Based on the above, in the digital twin object processing method provided in this specification, when there is a problem that identification of a small target object is unclear, a problem of occlusion, a problem of stability caused by device jitter, and the like in an image, a greater computational effort and a more complex algorithm are required to process image data, so as to ensure data quality, specifically, the obtaining device based on state data monitors a current state of the target physical object to obtain current state data of the target physical object, and the method includes:
monitoring the current state of the target physical object based on state data acquisition equipment to obtain initial current state data of the target physical object;
judging whether the initial current state data meets a preset data condition or not,
if yes, the initial current state data is used as the current state data of the target physical object,
if not, adjusting the initial current state data through a data processing algorithm, and taking the adjusted initial current state data as the current state data of the target physical object.

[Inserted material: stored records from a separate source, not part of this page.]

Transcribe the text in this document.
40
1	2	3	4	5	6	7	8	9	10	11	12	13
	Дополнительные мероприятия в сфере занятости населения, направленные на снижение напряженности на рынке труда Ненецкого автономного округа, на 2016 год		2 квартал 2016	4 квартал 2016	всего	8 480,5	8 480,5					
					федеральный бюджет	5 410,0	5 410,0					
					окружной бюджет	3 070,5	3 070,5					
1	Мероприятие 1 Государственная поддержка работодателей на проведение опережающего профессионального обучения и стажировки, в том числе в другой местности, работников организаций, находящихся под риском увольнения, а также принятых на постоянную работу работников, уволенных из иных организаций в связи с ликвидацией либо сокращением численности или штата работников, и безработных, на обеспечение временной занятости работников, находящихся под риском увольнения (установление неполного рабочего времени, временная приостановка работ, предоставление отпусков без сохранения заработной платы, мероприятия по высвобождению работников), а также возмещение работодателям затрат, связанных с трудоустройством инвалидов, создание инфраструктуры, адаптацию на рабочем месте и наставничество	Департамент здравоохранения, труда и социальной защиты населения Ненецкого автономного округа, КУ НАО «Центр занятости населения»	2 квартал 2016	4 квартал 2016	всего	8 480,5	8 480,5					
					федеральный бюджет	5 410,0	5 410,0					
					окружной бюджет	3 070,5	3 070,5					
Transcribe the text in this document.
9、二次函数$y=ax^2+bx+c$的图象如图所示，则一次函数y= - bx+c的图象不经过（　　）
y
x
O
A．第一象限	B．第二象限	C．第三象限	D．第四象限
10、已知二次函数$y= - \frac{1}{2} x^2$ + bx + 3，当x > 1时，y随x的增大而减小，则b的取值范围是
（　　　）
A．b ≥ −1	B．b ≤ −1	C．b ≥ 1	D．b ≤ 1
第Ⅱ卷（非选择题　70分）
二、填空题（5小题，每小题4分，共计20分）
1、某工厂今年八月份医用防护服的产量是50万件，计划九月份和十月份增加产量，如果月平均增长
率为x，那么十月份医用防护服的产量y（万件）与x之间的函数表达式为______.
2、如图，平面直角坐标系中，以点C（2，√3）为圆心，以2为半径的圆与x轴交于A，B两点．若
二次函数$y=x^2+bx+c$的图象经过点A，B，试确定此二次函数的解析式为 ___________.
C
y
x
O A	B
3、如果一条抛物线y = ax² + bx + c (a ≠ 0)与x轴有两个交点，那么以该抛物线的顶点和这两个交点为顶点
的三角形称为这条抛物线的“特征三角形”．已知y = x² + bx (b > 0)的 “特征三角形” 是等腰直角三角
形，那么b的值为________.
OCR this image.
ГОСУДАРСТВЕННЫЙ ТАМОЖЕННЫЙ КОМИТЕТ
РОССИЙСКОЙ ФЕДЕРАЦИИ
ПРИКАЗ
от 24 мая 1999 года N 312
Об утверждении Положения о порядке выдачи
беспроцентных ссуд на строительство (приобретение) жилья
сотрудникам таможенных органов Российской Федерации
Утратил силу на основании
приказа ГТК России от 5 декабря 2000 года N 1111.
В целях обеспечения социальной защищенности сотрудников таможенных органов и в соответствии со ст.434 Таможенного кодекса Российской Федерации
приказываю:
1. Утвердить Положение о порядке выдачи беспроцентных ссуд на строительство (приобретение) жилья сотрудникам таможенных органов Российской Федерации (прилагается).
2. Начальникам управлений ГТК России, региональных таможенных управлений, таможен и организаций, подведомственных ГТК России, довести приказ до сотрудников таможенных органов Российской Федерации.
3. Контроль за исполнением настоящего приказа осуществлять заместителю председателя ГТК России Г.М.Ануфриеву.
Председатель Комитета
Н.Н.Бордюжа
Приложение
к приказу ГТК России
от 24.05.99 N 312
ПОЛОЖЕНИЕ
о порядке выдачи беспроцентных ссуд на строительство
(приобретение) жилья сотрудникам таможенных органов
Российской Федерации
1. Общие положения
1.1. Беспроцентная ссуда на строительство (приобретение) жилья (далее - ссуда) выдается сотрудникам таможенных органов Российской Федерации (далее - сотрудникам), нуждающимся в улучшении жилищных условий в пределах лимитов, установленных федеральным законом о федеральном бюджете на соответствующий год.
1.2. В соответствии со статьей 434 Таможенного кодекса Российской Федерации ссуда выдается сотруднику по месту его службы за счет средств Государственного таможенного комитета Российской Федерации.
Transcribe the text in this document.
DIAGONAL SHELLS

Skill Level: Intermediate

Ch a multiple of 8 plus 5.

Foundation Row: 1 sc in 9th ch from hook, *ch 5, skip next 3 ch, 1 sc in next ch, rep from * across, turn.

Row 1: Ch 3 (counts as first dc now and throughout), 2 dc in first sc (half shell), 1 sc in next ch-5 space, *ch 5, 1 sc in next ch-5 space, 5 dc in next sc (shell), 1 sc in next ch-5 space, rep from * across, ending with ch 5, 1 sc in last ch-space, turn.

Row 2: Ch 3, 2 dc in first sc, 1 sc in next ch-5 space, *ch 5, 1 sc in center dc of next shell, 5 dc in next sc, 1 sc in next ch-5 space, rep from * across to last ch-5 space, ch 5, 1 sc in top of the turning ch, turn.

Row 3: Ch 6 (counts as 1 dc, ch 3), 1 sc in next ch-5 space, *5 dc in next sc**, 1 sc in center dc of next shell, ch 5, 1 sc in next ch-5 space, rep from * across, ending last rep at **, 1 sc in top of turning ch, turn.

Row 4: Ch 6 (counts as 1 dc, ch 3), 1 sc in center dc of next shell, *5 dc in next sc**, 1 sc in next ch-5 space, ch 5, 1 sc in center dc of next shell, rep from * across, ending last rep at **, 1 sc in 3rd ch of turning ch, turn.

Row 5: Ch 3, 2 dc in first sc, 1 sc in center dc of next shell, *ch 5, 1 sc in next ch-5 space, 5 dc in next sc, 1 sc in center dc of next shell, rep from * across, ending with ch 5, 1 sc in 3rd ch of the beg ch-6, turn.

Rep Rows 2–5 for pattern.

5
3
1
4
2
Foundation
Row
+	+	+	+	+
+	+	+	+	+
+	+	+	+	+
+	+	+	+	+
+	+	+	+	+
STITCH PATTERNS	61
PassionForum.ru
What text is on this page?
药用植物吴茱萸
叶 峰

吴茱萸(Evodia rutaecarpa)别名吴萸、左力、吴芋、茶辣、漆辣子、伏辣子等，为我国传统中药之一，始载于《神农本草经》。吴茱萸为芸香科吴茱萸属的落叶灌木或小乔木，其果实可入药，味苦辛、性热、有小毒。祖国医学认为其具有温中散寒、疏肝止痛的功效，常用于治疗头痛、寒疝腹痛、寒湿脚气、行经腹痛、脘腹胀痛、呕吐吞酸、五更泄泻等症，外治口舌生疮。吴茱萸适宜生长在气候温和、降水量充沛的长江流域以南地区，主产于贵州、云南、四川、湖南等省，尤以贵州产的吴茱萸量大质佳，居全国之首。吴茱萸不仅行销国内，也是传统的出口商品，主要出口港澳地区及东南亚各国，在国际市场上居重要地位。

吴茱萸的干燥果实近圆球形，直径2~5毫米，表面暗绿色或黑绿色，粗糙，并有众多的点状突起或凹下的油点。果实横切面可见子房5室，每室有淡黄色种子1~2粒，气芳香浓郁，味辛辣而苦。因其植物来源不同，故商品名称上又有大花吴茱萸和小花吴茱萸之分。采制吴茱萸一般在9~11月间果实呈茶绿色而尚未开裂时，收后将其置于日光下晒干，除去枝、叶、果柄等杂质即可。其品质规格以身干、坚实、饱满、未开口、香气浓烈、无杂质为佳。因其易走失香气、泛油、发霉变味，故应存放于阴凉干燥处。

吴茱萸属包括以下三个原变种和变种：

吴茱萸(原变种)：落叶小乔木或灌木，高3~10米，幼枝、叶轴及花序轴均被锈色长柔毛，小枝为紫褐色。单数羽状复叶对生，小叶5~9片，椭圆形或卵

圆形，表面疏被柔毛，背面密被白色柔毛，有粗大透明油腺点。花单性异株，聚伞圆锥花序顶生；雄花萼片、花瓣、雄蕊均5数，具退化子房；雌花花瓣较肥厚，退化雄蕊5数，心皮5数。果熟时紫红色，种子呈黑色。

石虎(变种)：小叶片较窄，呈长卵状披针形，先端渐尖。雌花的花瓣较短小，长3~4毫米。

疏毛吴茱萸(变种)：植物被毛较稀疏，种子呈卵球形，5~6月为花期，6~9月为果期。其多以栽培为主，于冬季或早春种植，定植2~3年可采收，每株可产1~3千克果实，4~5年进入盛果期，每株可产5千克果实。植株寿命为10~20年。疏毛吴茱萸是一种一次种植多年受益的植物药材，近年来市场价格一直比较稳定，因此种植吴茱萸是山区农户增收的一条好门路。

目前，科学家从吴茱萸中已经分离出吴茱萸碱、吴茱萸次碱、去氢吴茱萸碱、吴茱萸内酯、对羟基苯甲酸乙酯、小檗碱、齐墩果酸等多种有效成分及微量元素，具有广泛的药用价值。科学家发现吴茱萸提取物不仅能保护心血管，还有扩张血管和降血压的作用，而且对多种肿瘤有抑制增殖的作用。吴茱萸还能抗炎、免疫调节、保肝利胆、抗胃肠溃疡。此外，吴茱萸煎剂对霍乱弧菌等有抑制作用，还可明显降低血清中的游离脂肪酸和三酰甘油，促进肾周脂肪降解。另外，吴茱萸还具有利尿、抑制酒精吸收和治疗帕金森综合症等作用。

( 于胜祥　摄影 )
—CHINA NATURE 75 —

Along with the above example, the status data acquisition device may be a camera, a radar, or the like; based on the above, in the process of collecting the current driving vehicle data of the urban traffic through the camera and the radar, the collected data has an unclear problem due to the problems of weather, equipment inclination and the like, so that the current driving vehicle data collected by the equipment needs to be analyzed, and when the current driving vehicle data is determined to have no problem, the current driving vehicle data is directly put into a warehouse for processing; when the data of the current running vehicle is determined to have the problems, the collected data needs to be subjected to processing such as error correction, adjustment, accurate identification and the like by adopting an algorithm, so that the data of the current running vehicle with high quality is obtained.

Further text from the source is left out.